Benjamin Franklin said, "Either write something worth reading or do something worth writing."
When I stopped working four years ago, it was largely due to health reasons but also to give myself an opportunity to write. I got healthier; I wrote. My writing took me places I never expected to go, including into the fray of a writing group whose members have become an alternative family to me. I will miss them.
There was a compromise made when we decided to live on one half of our income. I stopped buying books and new music. We no longer traveled or helped the kids out when they couldn't pay their phone bills. My cooking skills improved as we dined out less. Chris came home for lunch every day. I've worn the same blue jeans for the last four years (happily, I have to wear a belt with them now, and need to add a new hole to keep them up.) We haven't bought new underwear, new furniture, new linens for the bed.
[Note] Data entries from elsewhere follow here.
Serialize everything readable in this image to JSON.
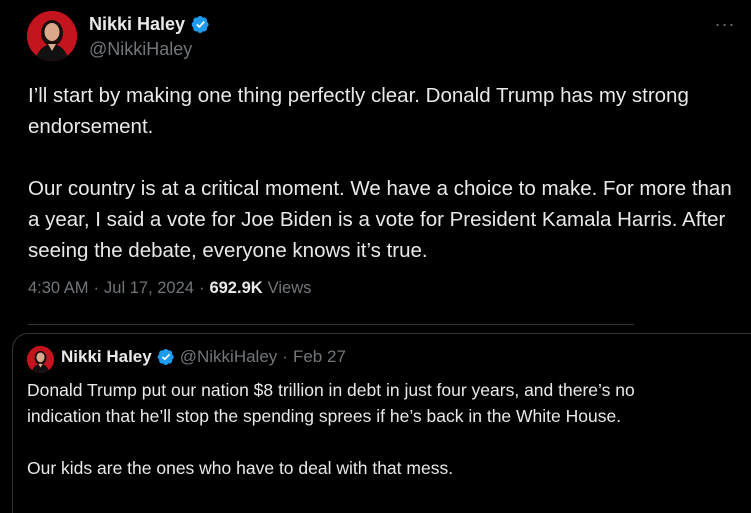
{
  "author": {
    "name": "Nikki Haley",
    "handle": "@NikkiHaley",
    "verified": true
  },
  "post": {
    "paragraphs": [
      "I’ll start by making one thing perfectly clear.  Donald Trump has my strong endorsement.",
      "Our country is at a critical moment.  We have a choice to make.  For more than a year, I said a vote for Joe Biden is a vote for President Kamala Harris.  After seeing the debate, everyone knows it’s true."
    ],
    "time": "4:30 AM",
    "date": "Jul 17, 2024",
    "separator": "·",
    "views_count": "692.9K",
    "views_label": "Views"
  },
  "quoted": {
    "name": "Nikki Haley",
    "handle": "@NikkiHaley",
    "separator": "·",
    "date": "Feb 27",
    "paragraphs": [
      "Donald Trump put our nation $8 trillion in debt in just four years, and there’s no indication that he’ll stop the spending sprees if he’s back in the White House.",
      "Our kids are the ones who have to deal with that mess."
    ]
  },
  "colors": {
    "background": "#000000",
    "text_primary": "#e7e9ea",
    "text_secondary": "#71767b",
    "verified_blue": "#1d9bf0",
    "border": "#2f3336"
  },
  "icons": {
    "verified": "verified-badge-icon",
    "more": "more-options-icon"
  }
}
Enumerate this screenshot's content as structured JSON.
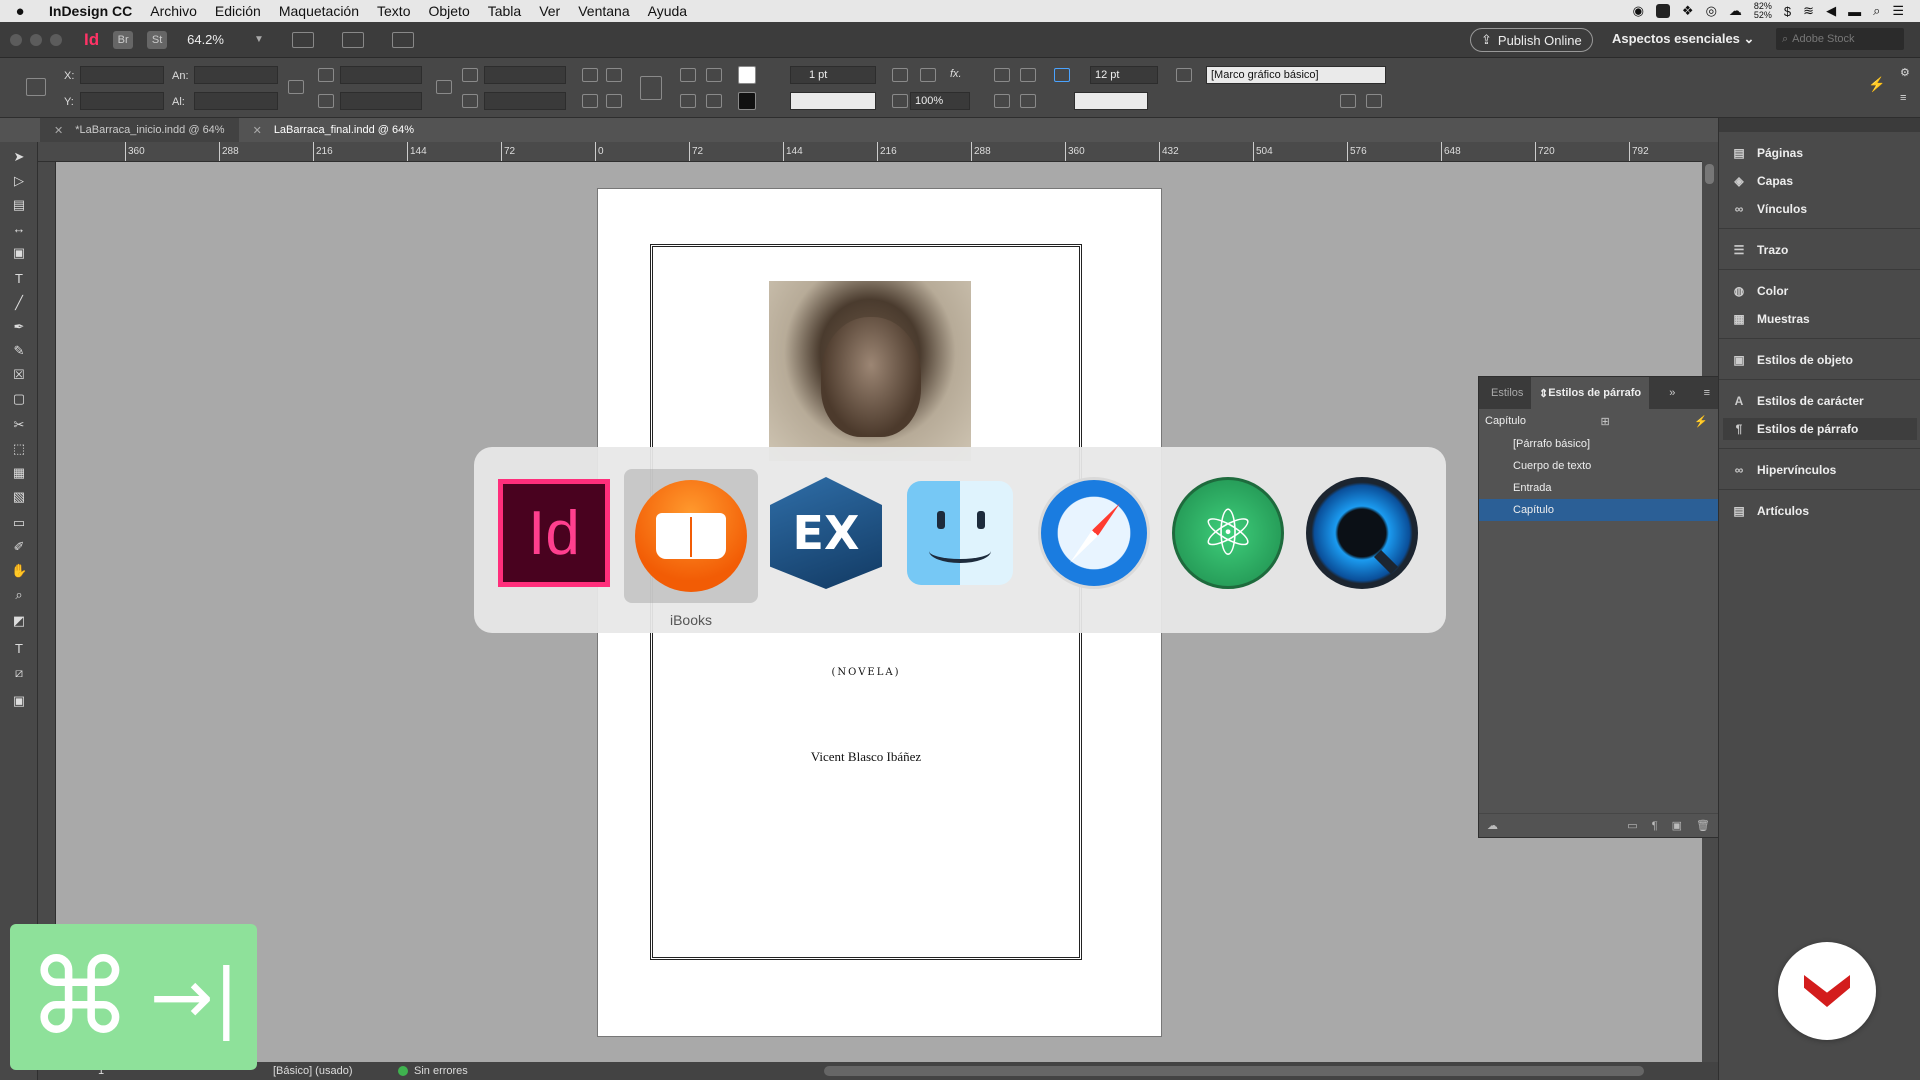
{
  "menubar": {
    "apple": "",
    "app_name": "InDesign CC",
    "items": [
      "Archivo",
      "Edición",
      "Maquetación",
      "Texto",
      "Objeto",
      "Tabla",
      "Ver",
      "Ventana",
      "Ayuda"
    ],
    "battery_top": "82%",
    "battery_bottom": "52%"
  },
  "appbar": {
    "app_icon": "Id",
    "bridge": "Br",
    "stock": "St",
    "zoom": "64.2%",
    "publish_label": "Publish Online",
    "workspace": "Aspectos esenciales",
    "search_placeholder": "Adobe Stock"
  },
  "control": {
    "x_label": "X:",
    "y_label": "Y:",
    "w_label": "An:",
    "h_label": "Al:",
    "stroke_weight": "1 pt",
    "scale": "100%",
    "gap": "12 pt",
    "object_style": "[Marco gráfico básico]"
  },
  "doc_tabs": [
    {
      "label": "*LaBarraca_inicio.indd @ 64%"
    },
    {
      "label": "LaBarraca_final.indd @ 64%"
    }
  ],
  "ruler": {
    "ticks": [
      "360",
      "288",
      "216",
      "144",
      "72",
      "0",
      "72",
      "144",
      "216",
      "288",
      "360",
      "432",
      "504",
      "576",
      "648",
      "720",
      "792"
    ]
  },
  "page": {
    "subtitle": "(NOVELA)",
    "author": "Vicent Blasco Ibáñez"
  },
  "switcher": {
    "selected_label": "iBooks",
    "apps": [
      "indesign-icon",
      "ibooks-icon",
      "exf-icon",
      "finder-icon",
      "safari-icon",
      "atom-icon",
      "quicktime-icon"
    ]
  },
  "dock": {
    "items": [
      "Páginas",
      "Capas",
      "Vínculos",
      "Trazo",
      "Color",
      "Muestras",
      "Estilos de objeto",
      "Estilos de carácter",
      "Estilos de párrafo",
      "Hipervínculos",
      "Artículos"
    ]
  },
  "pstyles": {
    "tab_inactive": "Estilos",
    "tab_active": "Estilos de párrafo",
    "current": "Capítulo",
    "rows": [
      "[Párrafo básico]",
      "Cuerpo de texto",
      "Entrada",
      "Capítulo"
    ],
    "selected_index": 3
  },
  "status": {
    "page_num": "1",
    "style": "[Básico] (usado)",
    "errors": "Sin errores"
  },
  "overlay": {
    "cmd_symbol": "⌘",
    "tab_symbol": "→|"
  },
  "colors": {
    "selected_row": "#2b5f96",
    "overlay_green": "#8ee19a",
    "badge_red": "#d31c1c"
  }
}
Yet, we've been happy. I haven't had to deal with office politics and Chris hasn't had to deal with me dealing with office politics. I didn't have to fire anyone in four years. That felt good. We made a bunch of new friends getting involved with songwriting people, going out to hear more live music, going to poetry readings. We adopted Rupert and he's taken us on a delightful puppy ride, has turned into the dog we both always wanted. Yes, we're happy.
BUT......you knew there was a 'but' coming, didn't you? I stopped doing much of anything worth writing about. I've spent so much time with my head down in my office, I've lost track of what's going on in the world. Recently I realized how much I once liked going to work every day and making a difference in someone's life. My poetry certainly hasn't done that. My novels still sit on the shelf in my office.......and so.....
I'm searching the want ads, trying to find a place where I might fit in and weave the magic I know is still within me to make an agency, a small company, a physician's office run efficiently, to focus staff on working coherently, to motivate employees and employers to listen to one another and work together for the common good. I was good at it once; I can do it again.
Maybe words for my poems will come again at night and I'll start losing sleep again.
So, I am ending this blog. For me it was my "morning notes"....my adaptation of Julia Cameron's "The Artist's Way", a book I could never fully dive into, although I found some inspiration there.
Thanks to those of you who have read me whether you've left me a comment here or sent me an e-mail. I've always appreciated it! I wish you sunny days ahead.